Going aluminum on Douglas

As I write this all three of these guys are somewhere far up the French Broad River, fishing from their very tricked out aluminum tunnel hull rigs. The guys, from left, are Sklyar Hamilton, Mike Watson and Ott DeFoe.

Tunnel hull rigs are part of a unique culture here in East Tennessee. The tunnel hulls create more lift, so much in fact, that these three boats all will run in about 3 inches of water.

“It’s more necessity than convenience,” explained Watson, who runs a welding and fabrication business in nearby Bluff City, Tenn.
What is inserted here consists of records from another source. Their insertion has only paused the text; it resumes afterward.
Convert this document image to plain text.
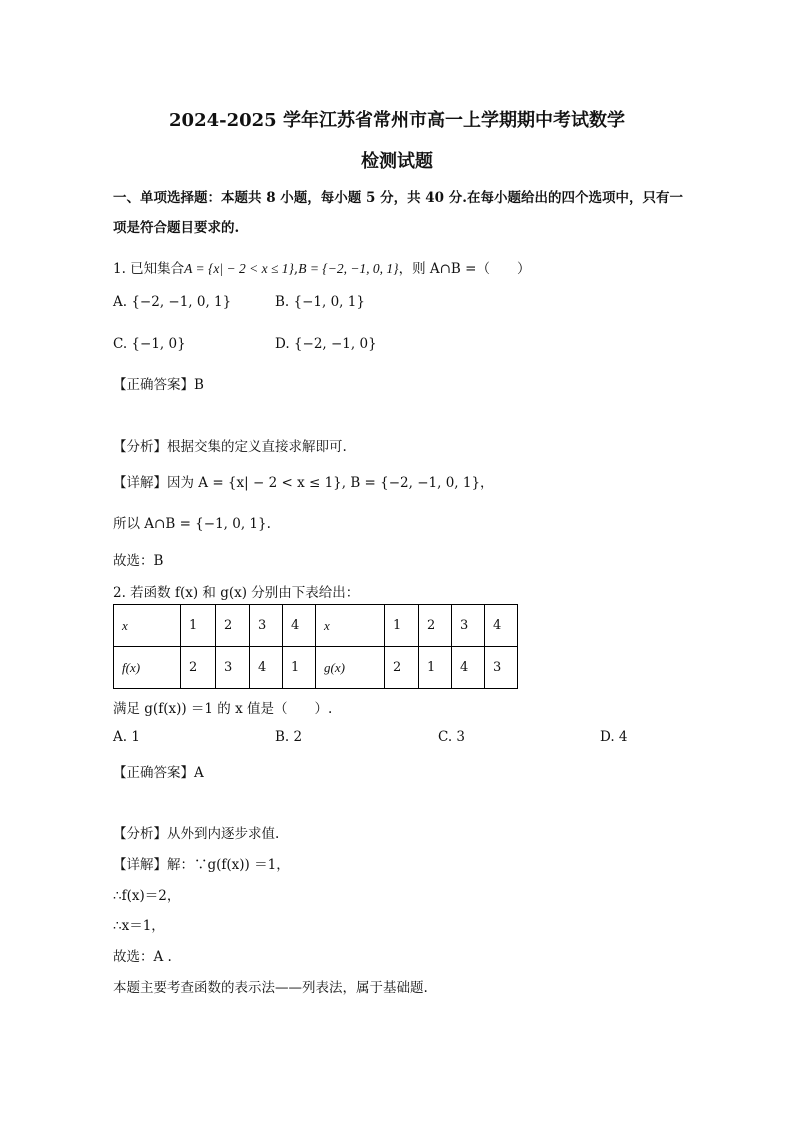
2024-2025 学年江苏省常州市高一上学期期中考试数学
检测试题
一、单项选择题：本题共 8 小题，每小题 5 分，共 40 分.在每小题给出的四个选项中，只有一
项是符合题目要求的.
1. 已知集合A = {x| − 2 < x ≤ 1},B = {−2, −1, 0, 1}，则 A∩B =（　　）
A. {−2, −1, 0, 1}	B. {−1, 0, 1}
C. {−1, 0}	D. {−2, −1, 0}
【正确答案】B
【分析】根据交集的定义直接求解即可.
【详解】因为 A = {x| − 2 < x ≤ 1}, B = {−2, −1, 0, 1}，
所以 A∩B = {−1, 0, 1}.
故选：B
2. 若函数 f(x) 和 g(x) 分别由下表给出：
x	1	2	3	4	x	1	2	3	4
f(x)	2	3	4	1	g(x)	2	1	4	3
满足 g(f(x)) ＝1 的 x 值是（　　）.
A. 1	B. 2	C. 3	D. 4
【正确答案】A
【分析】从外到内逐步求值.
【详解】解：∵g(f(x)) ＝1，
∴f(x)＝2，
∴x＝1，
故选：A .
本题主要考查函数的表示法——列表法，属于基础题.
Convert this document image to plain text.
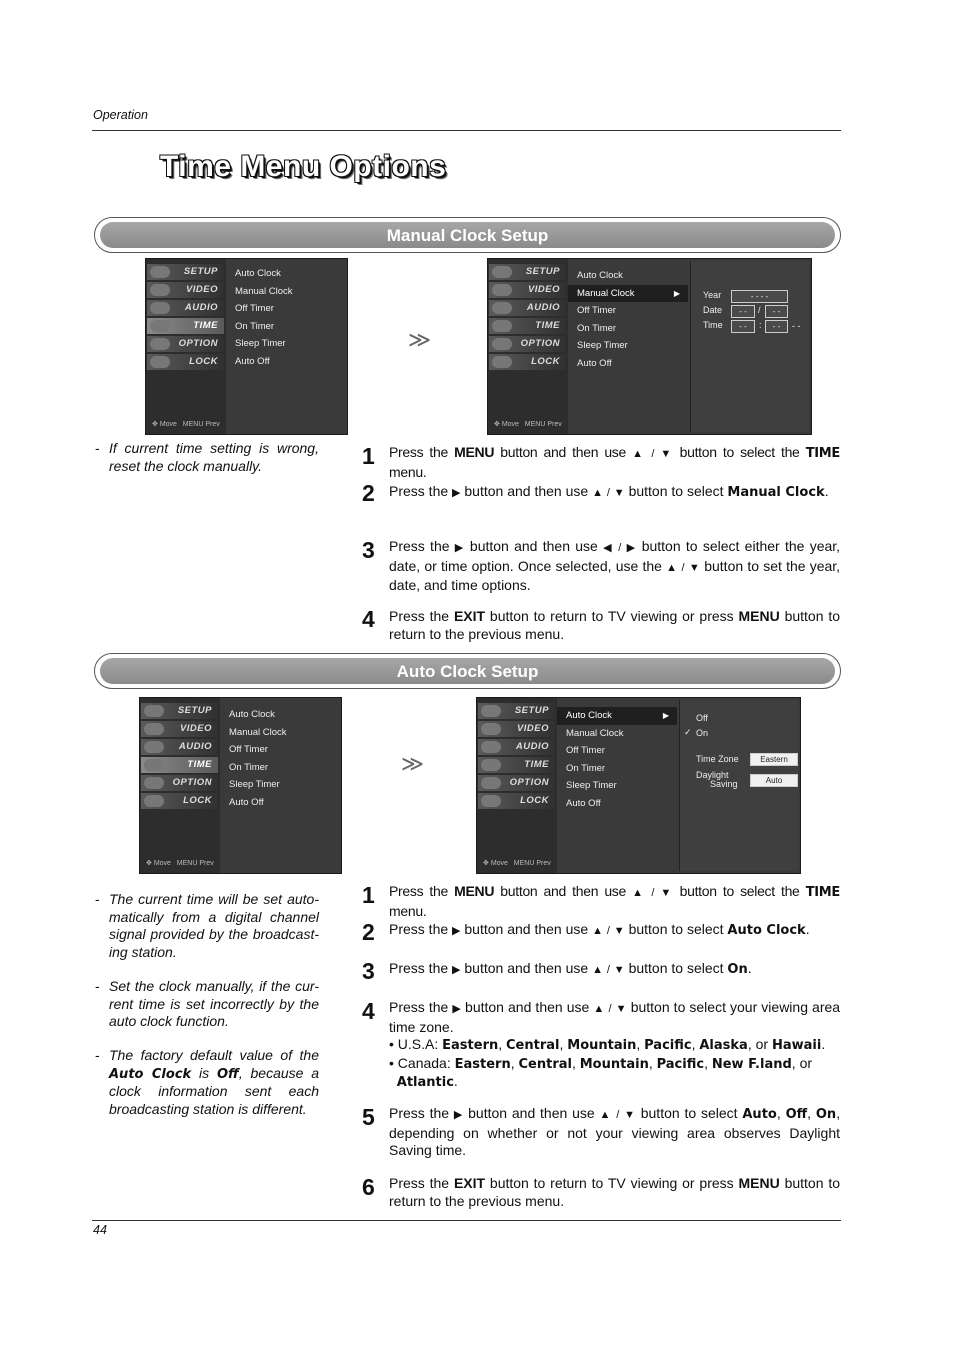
Operation
Time Menu Options
Manual Clock Setup
SETUP
VIDEO
AUDIO
TIME
OPTION
LOCK
Auto Clock
Manual Clock
Off Timer
On Timer
Sleep Timer
Auto Off
✥ Move MENU Prev
≫
SETUP
VIDEO
AUDIO
TIME
OPTION
LOCK
Auto Clock
Manual Clock	▶
Off Timer
On Timer
Sleep Timer
Auto Off
Year	- - - -
Date	- -	/	- -
Time	- -	:	- -	- -
✥ Move MENU Prev
- If current time setting is wrong, reset the clock manually.	1 Press the MENU button and then use ▲ / ▼ button to select the TIME menu.
2 Press the ▶ button and then use ▲ / ▼ button to select Manual Clock.
3 Press the ▶ button and then use ◀ / ▶ button to select either the year, date, or time option. Once selected, use the ▲ / ▼ button to set the year, date, and time options.
4 Press the EXIT button to return to TV viewing or press MENU button to return to the previous menu.
Auto Clock Setup
SETUP
VIDEO
AUDIO
TIME
OPTION
LOCK
Auto Clock
Manual Clock
Off Timer
On Timer
Sleep Timer
Auto Off
✥ Move MENU Prev
≫
SETUP
VIDEO
AUDIO
TIME
OPTION
LOCK
Auto Clock	▶
Manual Clock
Off Timer
On Timer
Sleep Timer
Auto Off
Off
✓ On
Time Zone	Eastern
Daylight
Saving	Auto
✥ Move MENU Prev
- The current time will be set auto-matically from a digital channel signal provided by the broadcast-ing station.
- Set the clock manually, if the cur-rent time is set incorrectly by the auto clock function.
- The factory default value of the Auto Clock is Off, because a clock information sent each broadcasting station is different.
1 Press the MENU button and then use ▲ / ▼ button to select the TIME menu.
2 Press the ▶ button and then use ▲ / ▼ button to select Auto Clock.
3 Press the ▶ button and then use ▲ / ▼ button to select On.
4 Press the ▶ button and then use ▲ / ▼ button to select your viewing area time zone.
• U.S.A: Eastern, Central, Mountain, Pacific, Alaska, or Hawaii.
• Canada: Eastern, Central, Mountain, Pacific, New F.land, or
Atlantic.
5 Press the ▶ button and then use ▲ / ▼ button to select Auto, Off, On, depending on whether or not your viewing area observes Daylight Saving time.
6 Press the EXIT button to return to TV viewing or press MENU button to return to the previous menu.
44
Watson is sought for his skills and expertise in tweaking the rigs to run shallower, faster and generally provide tournament anglers with an edge.

“It’s a whole different world up there [on the river],” added Hamilton, who lives in Dandridge.

“You get about a three-pound average with the largemouth and the smallmouth are bigger than average,” said DeFoe, who lives in nearby Knoxville.

The latter fish is key. The anglers are allowed to bring in one smallmouth measuring at least 20 inches.

Is the risk worth the reward?

It was for DeFoe, who ran his aluminum rig up the French Broad to win the 2014 Open held here.

The difference this week is water clarity. Smallmouth thrive, and bite, in swift, clear water. This week much of the river is running swift and muddy. A deluge from the remnants of Hurricane Harvey dumped lots of rain into the watersheds surrounding the foothills of the Great Smoky Mountains. The runoff is just beginning to show signs of clearing.

So we shall see how the boom-or-bust day goes for the guys running aluminum rigs. Watson, who works on most of the rigs, said at least 8 of his jobs are in use this week.